The learned grammar of humanity

Thank you Noam Chomsky for pointing out the key difference between generative AI and human “intelligence.”

The human mind is not, like ChatGPT and its ilk, a lumbering statistical engine for pattern matching, gorging on hundreds of terabytes of data and extrapolating the most likely conversational response or most probable answer to a scientific question. On the contrary, the human mind is a surprisingly efficient and even elegant system that operates with small amounts of information; it seeks not to infer brute correlations among data points but to create explanations.

Noam Chomsky: The False Promise of ChatGPT

Rather than a brute force, pattern-matching auto-correct on steroids that cannot distinguish between right and wrong, the human mind can infer and draw connections on incomplete data and generally has the moral compass to guide it to make ethical decisions that benefit the society in which we live.

As a child of two cultures, I visited Japan several times when I was still learning English. I attended Japanese kindergarten during the summer while visiting Japan with my mother (my aunt was a kindergarten teacher).

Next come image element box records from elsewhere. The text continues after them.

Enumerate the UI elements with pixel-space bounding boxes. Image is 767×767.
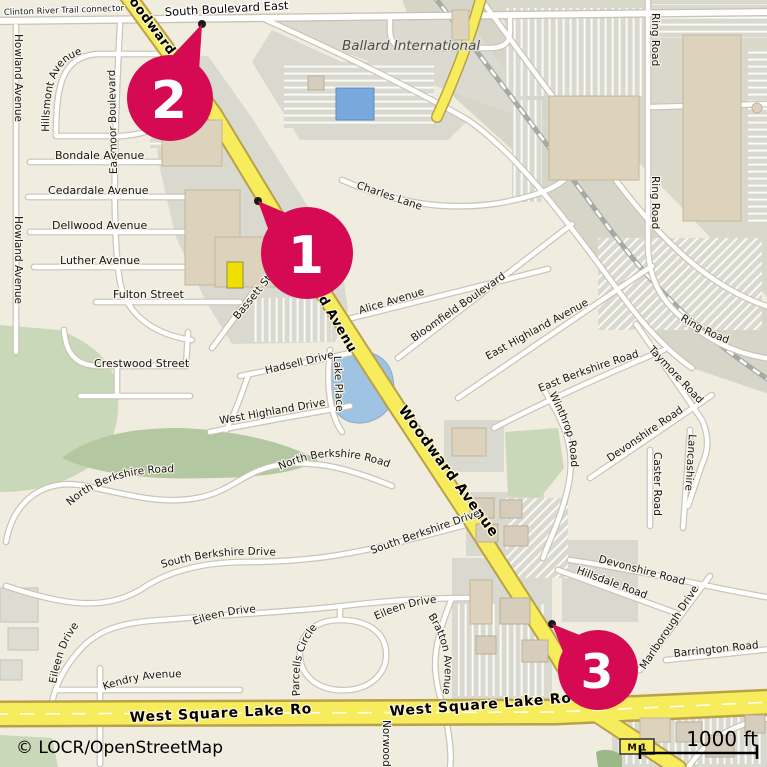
street-label-crestwood: Crestwood Street [94, 357, 190, 370]
street-label-cedardale: Cedardale Avenue [48, 184, 149, 197]
street-label-ring-road-1: Ring Road [649, 13, 661, 66]
street-label-caster: Caster Road [651, 452, 663, 516]
highlighted-poi-building [227, 262, 243, 288]
street-label-norwood: Norwood [380, 720, 392, 767]
marker-3-number: 3 [581, 645, 614, 700]
street-label-howland-2: Howland Avenue [12, 216, 24, 304]
street-label-lake-place: Lake Place [331, 356, 345, 412]
water-basin [336, 88, 374, 120]
street-label-ring-road-2: Ring Road [649, 176, 661, 229]
area-label-ballard-international: Ballard International [342, 38, 480, 54]
marker-2-number: 2 [151, 71, 187, 131]
marker-1-number: 1 [288, 226, 324, 286]
map-container: Clinton River Trail connector South Boul… [0, 0, 767, 767]
map-canvas[interactable]: Clinton River Trail connector South Boul… [0, 0, 767, 767]
scale-label: 1000 ft [686, 727, 758, 751]
street-label-luther: Luther Avenue [60, 254, 140, 267]
attribution: © LOCR/OpenStreetMap [16, 738, 223, 758]
street-label-howland-1: Howland Avenue [12, 34, 24, 122]
street-label-bondale: Bondale Avenue [55, 149, 145, 162]
street-label-fulton: Fulton Street [113, 288, 184, 301]
street-label-dellwood: Dellwood Avenue [52, 219, 148, 232]
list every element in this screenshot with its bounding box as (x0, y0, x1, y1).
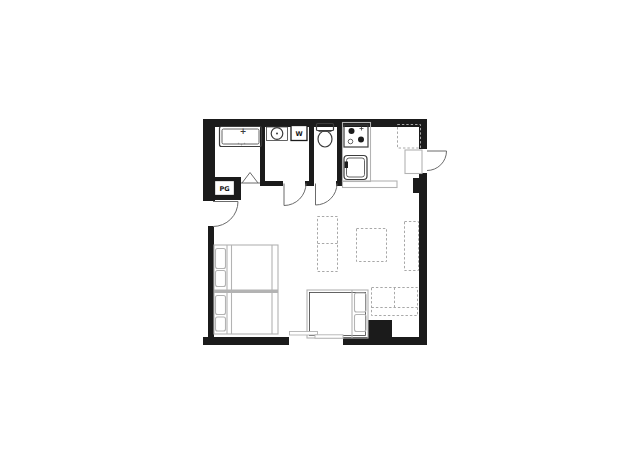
stove-icon (344, 125, 368, 147)
drain-dot (241, 144, 243, 146)
wall-left-lower (208, 226, 214, 345)
wall-right-lower (419, 173, 427, 345)
exterior-walls (203, 119, 427, 345)
tub-faucet-icon: + (240, 127, 247, 136)
sink-basin (347, 158, 365, 177)
column-right-wall (413, 178, 427, 193)
wall-washroom-toilet (309, 119, 314, 185)
burner-top (349, 128, 355, 134)
bottom-window (290, 332, 344, 339)
pillow (216, 317, 226, 331)
washing-machine-label: W (295, 130, 302, 138)
floor-plan-svg: + PG W (0, 0, 640, 452)
twin-beds (214, 245, 278, 334)
washroom-door-arc (284, 184, 306, 206)
drain-dot (238, 143, 240, 145)
pillow (355, 293, 367, 312)
washbasin-drain (276, 133, 278, 135)
drain-dot (244, 143, 246, 145)
sink-faucet (345, 162, 349, 169)
bathroom-folding-door-icon (242, 173, 258, 184)
stove-knob-cross (360, 127, 364, 131)
genkan-step (405, 150, 422, 174)
meter-box-label: PG (219, 185, 229, 193)
wall-toilet-kitchen (337, 119, 342, 185)
pillow (355, 315, 367, 332)
entry-door-arc (427, 151, 447, 171)
wall-bottom-left (203, 337, 289, 345)
pillow (216, 271, 226, 287)
wall-washroom-bottom-left (260, 181, 283, 186)
burner-bottom (358, 137, 364, 143)
toilet-bowl-icon (318, 131, 332, 147)
left-wall-door (213, 202, 238, 227)
toilet-door-arc (316, 184, 338, 206)
interior-walls (203, 119, 427, 338)
cabinet-right-dashed (405, 222, 419, 271)
toilet-room (316, 124, 338, 206)
table-dashed (357, 229, 387, 262)
shaft-bottom-black-box (368, 320, 392, 338)
pillow (216, 296, 226, 315)
kitchen (343, 123, 398, 188)
window-pane-left (290, 332, 318, 336)
refrigerator-dashed (398, 125, 421, 149)
window-pane-right (315, 335, 343, 338)
washroom: W (267, 126, 308, 206)
wall-top (203, 119, 427, 127)
beds-middle-divider (214, 290, 278, 294)
tub-drain-dots (238, 143, 246, 146)
pillow (216, 249, 226, 269)
left-door-arc (213, 202, 238, 227)
wall-bath-washroom (260, 119, 265, 185)
double-bed (307, 290, 368, 338)
burner-small (348, 139, 353, 144)
floor-plan-image: + PG W (0, 0, 640, 452)
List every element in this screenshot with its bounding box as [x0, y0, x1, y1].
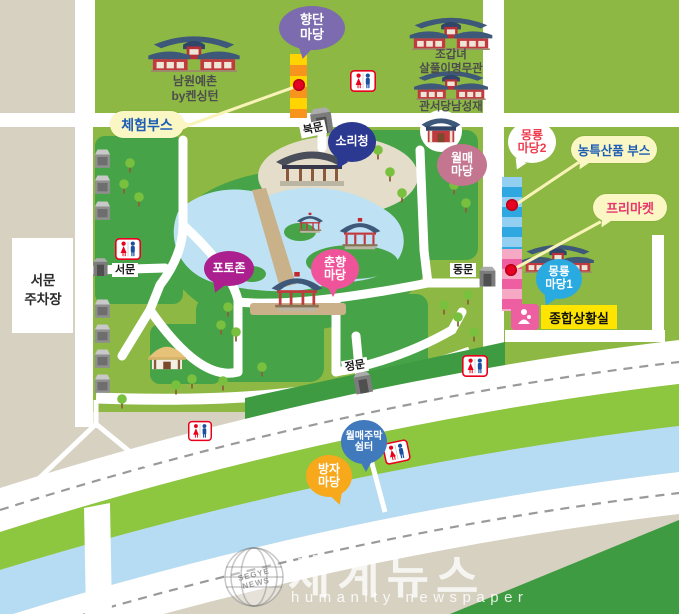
photozone-label: 포토존 [212, 262, 245, 275]
stall-icon [95, 300, 110, 318]
bubble-tail [296, 46, 312, 61]
restroom-icon [188, 418, 212, 449]
control-room-label: 종합상황실 [549, 308, 609, 327]
wolmae-jumak-label: 월매주막 쉼터 [346, 431, 383, 453]
free-market-strip [502, 249, 522, 311]
restroom-icon [350, 70, 376, 97]
chunhyang-madang-bubble: 춘향 마당 [311, 249, 359, 289]
free-market-marker-dot [505, 264, 517, 276]
river-bridge [84, 503, 112, 614]
west-gate-label: 서문 [112, 263, 138, 277]
free-market-pill: 프리마켓 [593, 194, 667, 221]
experience-booth-label: 체험부스 [121, 115, 173, 135]
experience-booth-marker-dot [293, 79, 305, 91]
watermark-tagline: humanity newspaper [291, 589, 528, 606]
pill-tail [182, 120, 192, 130]
farm-booth-pill: 농특산품 부스 [571, 136, 657, 163]
stall-icon [95, 350, 110, 368]
experience-booth-pill: 체험부스 [110, 111, 184, 138]
bangja-madang-bubble: 방자 마당 [306, 455, 352, 497]
east-gate-label: 동문 [450, 263, 476, 277]
wolmae-madang-bubble: 월매 마당 [437, 144, 487, 186]
parking-label: 서문 주차장 [10, 272, 76, 310]
sorichung-label: 소리청 [335, 135, 368, 148]
hyangdan-madang-bubble: 향단 마당 [279, 6, 345, 50]
nursing-room-icon [511, 304, 539, 330]
restroom-icon [462, 355, 488, 382]
stall-icon [95, 375, 110, 393]
gwanseodang-label: 관서당남성재 [395, 100, 507, 114]
farm-booth-strip [502, 177, 522, 249]
stall-icon [95, 325, 110, 343]
wolmae-jumak-bubble: 월매주막 쉼터 [341, 420, 387, 464]
west-gate-icon [93, 258, 107, 276]
bubble-tail [327, 286, 339, 297]
sorichung-bubble: 소리청 [328, 122, 376, 162]
hyangdan-madang-label: 향단 마당 [300, 13, 324, 42]
chunhyang-madang-label: 춘향 마당 [324, 256, 346, 283]
bangja-madang-label: 방자 마당 [318, 463, 340, 490]
stall-icon [95, 176, 110, 194]
bubble-tail [360, 461, 372, 472]
farm-booth-label: 농특산품 부스 [578, 140, 650, 159]
east-gate-icon [480, 267, 496, 287]
mongryong-madang2-bubble: 몽룡 마당2 [508, 121, 556, 163]
mongryong-madang2-label: 몽룡 마당2 [518, 129, 547, 156]
free-market-label: 프리마켓 [606, 198, 654, 217]
stall-icon [95, 202, 110, 220]
mongryong-madang1-bubble: 몽룡 마당1 [536, 259, 582, 299]
farm-booth-marker-dot [506, 199, 518, 211]
mongryong-madang1-label: 몽룡 마당1 [545, 266, 573, 292]
festival-map: 남원예촌 by켄싱턴 조갑녀 살풀이명무관 관서당남성재 서문 주차장 북문 서… [0, 0, 679, 614]
control-room-box: 종합상황실 [541, 305, 617, 329]
restroom-icon [115, 238, 141, 265]
stall-icon [95, 150, 110, 168]
photozone-bubble: 포토존 [204, 251, 254, 286]
jogabnyeo-label: 조갑녀 살풀이명무관 [395, 48, 507, 77]
wolmae-madang-label: 월매 마당 [451, 152, 473, 179]
yechon-label: 남원예촌 by켄싱턴 [140, 74, 250, 104]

I would struggle to explain how my mind would *click* into Japanese. As native English speakers, we all intuitively “know” when something sounds right. There is a rhyme to the language and we all learn what a grammatically correct sentence sounds like even if we cognitively cannot tell you the rules that make it so. If you went to kindergarten in the US and you hear the first bars of Mary Had a Little Lamb, you all know how it finishes. I believe the grammar of a language is the same way, there is a rhyme that is picked up easily by children who can take it in and absorb it while older adults are limited because their learning is filtered by what is possible in their native language.

All this to say, no, humans are more than pattern-matchers and that there is a long way to go before we see Generalized Artificial Intelligence.